Washington justifie l'élimination d'Américains à l'étranger

Radio-Canada avec Agence France-Presse
Un drone américain, à Kandahar (archives) Un drone américain, à Kandahar (archives)  Photo :  AFP/Massoud Hossaini

Un document confidentiel du département américain de la Justice établit que Washington a le droit d'éliminer des citoyens américains, notamment par des drones, en dehors des frontières du pays. Surtout lorsqu'il s'agit d'un responsable du réseau Al-Qaïda.

« Le fait qu'un dirigeant opérationnel présente une menace imminente d'attaque violente contre les États-Unis n'exige pas que les États-Unis détiennent une preuve claire qu'une attaque spécifique contre des Américains ou des intérêts américains aura lieu dans un avenir immédiat », peut-on lire dans le document.

Un responsable « de haut niveau et informé » peut décider que l'individu pris pour cible constitue « une menace imminente d'attentats violents contre les États-Unis » s'il s'est seulement « récemment » impliqué dans de telles activités et qu'il n'y a pas de preuve qu'il y ait renoncé, ajoute le texte.

Selon les rédacteurs de ce rapport, les États-Unis ne violent ni la Constitution, ni les lois fédérales en éliminant des Américains qui représentent une menace imminente d'attaques violentes contre le pays et dont la capture n'est pas réalisable.

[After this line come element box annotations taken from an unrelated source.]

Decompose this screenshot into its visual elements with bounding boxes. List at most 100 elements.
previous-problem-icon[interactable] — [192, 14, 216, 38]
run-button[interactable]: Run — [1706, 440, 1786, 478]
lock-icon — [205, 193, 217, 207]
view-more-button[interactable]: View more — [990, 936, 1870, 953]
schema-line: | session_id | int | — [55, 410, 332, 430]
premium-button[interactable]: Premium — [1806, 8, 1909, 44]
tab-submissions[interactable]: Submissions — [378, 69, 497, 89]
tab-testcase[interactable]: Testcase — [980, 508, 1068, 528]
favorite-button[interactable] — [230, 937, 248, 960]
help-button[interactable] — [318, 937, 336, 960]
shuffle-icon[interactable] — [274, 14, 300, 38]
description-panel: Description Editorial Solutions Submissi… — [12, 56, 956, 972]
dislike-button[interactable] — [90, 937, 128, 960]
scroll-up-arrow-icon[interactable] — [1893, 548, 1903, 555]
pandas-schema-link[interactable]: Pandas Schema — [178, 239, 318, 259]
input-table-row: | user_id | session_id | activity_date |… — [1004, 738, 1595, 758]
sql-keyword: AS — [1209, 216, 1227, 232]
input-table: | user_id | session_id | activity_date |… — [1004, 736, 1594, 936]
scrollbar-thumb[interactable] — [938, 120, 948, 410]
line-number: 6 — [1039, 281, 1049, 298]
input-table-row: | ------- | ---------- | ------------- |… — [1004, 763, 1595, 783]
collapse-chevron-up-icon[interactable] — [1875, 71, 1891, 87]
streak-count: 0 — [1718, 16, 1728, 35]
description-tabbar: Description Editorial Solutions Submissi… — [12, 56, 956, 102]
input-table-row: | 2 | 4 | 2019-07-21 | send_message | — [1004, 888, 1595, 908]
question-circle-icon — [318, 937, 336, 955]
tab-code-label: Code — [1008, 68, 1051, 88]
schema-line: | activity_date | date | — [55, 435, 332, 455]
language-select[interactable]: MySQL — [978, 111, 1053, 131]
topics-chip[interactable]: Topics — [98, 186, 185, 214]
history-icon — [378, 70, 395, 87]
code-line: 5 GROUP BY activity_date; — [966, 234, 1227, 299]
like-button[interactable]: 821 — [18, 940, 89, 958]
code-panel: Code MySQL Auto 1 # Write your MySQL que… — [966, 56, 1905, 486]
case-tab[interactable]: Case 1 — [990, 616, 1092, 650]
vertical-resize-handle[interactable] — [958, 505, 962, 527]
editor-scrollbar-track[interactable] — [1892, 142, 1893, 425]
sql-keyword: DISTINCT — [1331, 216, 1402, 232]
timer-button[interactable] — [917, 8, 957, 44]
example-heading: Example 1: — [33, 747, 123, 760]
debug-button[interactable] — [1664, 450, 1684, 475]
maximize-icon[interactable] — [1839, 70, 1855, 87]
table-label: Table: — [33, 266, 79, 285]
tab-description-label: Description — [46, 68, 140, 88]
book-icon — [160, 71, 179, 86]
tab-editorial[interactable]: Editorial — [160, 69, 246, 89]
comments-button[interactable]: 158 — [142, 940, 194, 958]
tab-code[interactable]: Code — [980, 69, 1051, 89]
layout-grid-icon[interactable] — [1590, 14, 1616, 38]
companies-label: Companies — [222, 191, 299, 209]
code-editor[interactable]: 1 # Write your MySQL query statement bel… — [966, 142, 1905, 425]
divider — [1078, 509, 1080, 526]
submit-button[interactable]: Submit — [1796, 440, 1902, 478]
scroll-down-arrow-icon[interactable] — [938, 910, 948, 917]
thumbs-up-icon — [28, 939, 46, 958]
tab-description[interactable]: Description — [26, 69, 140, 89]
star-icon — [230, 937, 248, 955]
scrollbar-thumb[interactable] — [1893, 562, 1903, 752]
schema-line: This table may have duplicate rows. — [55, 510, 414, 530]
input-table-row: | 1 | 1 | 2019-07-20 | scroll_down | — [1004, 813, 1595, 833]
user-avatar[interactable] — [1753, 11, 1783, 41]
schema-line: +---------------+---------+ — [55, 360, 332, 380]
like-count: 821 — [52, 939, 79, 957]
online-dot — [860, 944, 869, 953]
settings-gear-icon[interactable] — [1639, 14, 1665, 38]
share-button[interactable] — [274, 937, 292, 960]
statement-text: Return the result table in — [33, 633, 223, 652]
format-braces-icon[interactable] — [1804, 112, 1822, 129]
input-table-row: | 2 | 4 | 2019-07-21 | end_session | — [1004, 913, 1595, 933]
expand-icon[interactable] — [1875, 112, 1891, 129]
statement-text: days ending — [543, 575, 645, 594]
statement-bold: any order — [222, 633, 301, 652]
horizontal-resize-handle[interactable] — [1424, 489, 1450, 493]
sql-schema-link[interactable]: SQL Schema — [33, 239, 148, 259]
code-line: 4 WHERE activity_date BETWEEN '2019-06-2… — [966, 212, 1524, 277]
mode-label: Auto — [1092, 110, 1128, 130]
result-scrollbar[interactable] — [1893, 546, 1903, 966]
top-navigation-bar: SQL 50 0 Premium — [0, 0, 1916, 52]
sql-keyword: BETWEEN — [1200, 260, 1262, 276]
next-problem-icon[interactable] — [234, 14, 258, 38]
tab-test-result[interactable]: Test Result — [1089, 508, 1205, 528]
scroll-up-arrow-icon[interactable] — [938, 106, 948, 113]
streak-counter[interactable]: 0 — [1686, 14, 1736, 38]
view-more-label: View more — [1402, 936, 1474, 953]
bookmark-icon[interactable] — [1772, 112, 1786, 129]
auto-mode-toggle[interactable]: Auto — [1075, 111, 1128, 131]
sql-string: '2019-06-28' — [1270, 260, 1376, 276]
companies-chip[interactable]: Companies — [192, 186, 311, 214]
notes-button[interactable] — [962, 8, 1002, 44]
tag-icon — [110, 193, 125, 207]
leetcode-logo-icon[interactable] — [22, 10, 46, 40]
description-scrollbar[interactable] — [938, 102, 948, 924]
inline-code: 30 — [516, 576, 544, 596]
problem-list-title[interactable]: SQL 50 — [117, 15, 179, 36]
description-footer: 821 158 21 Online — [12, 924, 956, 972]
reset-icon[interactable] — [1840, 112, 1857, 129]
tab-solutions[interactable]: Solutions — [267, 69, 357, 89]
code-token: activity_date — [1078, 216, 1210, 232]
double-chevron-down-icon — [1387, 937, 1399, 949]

Le document, révélé par la chaîne NBC, est intitulé : « De la légalité d'une opération meurtrière contre un citoyen américain qui est un haut dirigeant opérationnel d'Al-Qaïda ou d'une de ses filiales ».

Un groupe de sénateurs républicains et démocrates a écrit récemment au président Barack Obama pour réclamer la publication des documents juridiques autorisant Washington à tuer des citoyens américains.

Audition de John Brennan

La révélation de ce document survient deux jours avant l'audition au Sénat du chef du contre-terrorisme de la Maison-Blanche, John Brennan, en vue de sa confirmation comme nouveau directeur de la CIA.

John Brennan a joué un rôle clé dans la campagne de tirs de drones américains, qui a été lancée en 2004, mais s'est largement intensifiée sous la présidence de Barack Obama.

La justice est saisie de trois cas

Les frappes de drones au Pakistan et au Yémen ont soulevé la controverse aux États-Unis.

L'une de ces attaques a conduit à la mort de l'imam radical Anwar Al-Awlaki, ressortissant américain, et de deux autres Américains abattus par un drone au Yémen en 2011.

L'Union américaine des libertés civiles (ACLU), le New York Times et le Centre pour la défense des droits constitutionnels ont attaqué l'administration Obama en justice dans cette affaire. Deux recours sont actuellement examinés en appel à New York et Washington.

Pour Hina Shamsi, directrice de l'ACLU, ce document « est profondément troublant ».

« Il est difficile de croire qu'il a été rédigé dans une démocratie bâtie sur un système de contrôles et d'équilibres (checks and balance). Il résume en des termes froids la toute-puissance stupéfiante de l'exécutif », a-t-elle déclaré.

Le secrétaire à la Défense sortant Leon Panetta a expliqué vendredi que les attaques de drones constituaient « une partie importante » des opérations américaines contre Al-Qaïda, « pas simplement au Pakistan, mais aussi au Yémen, en Somalie ». « Je crois que cela doit continuer d'être un outil que nous devons utiliser quand cela est nécessaire », a-t-il ajouté.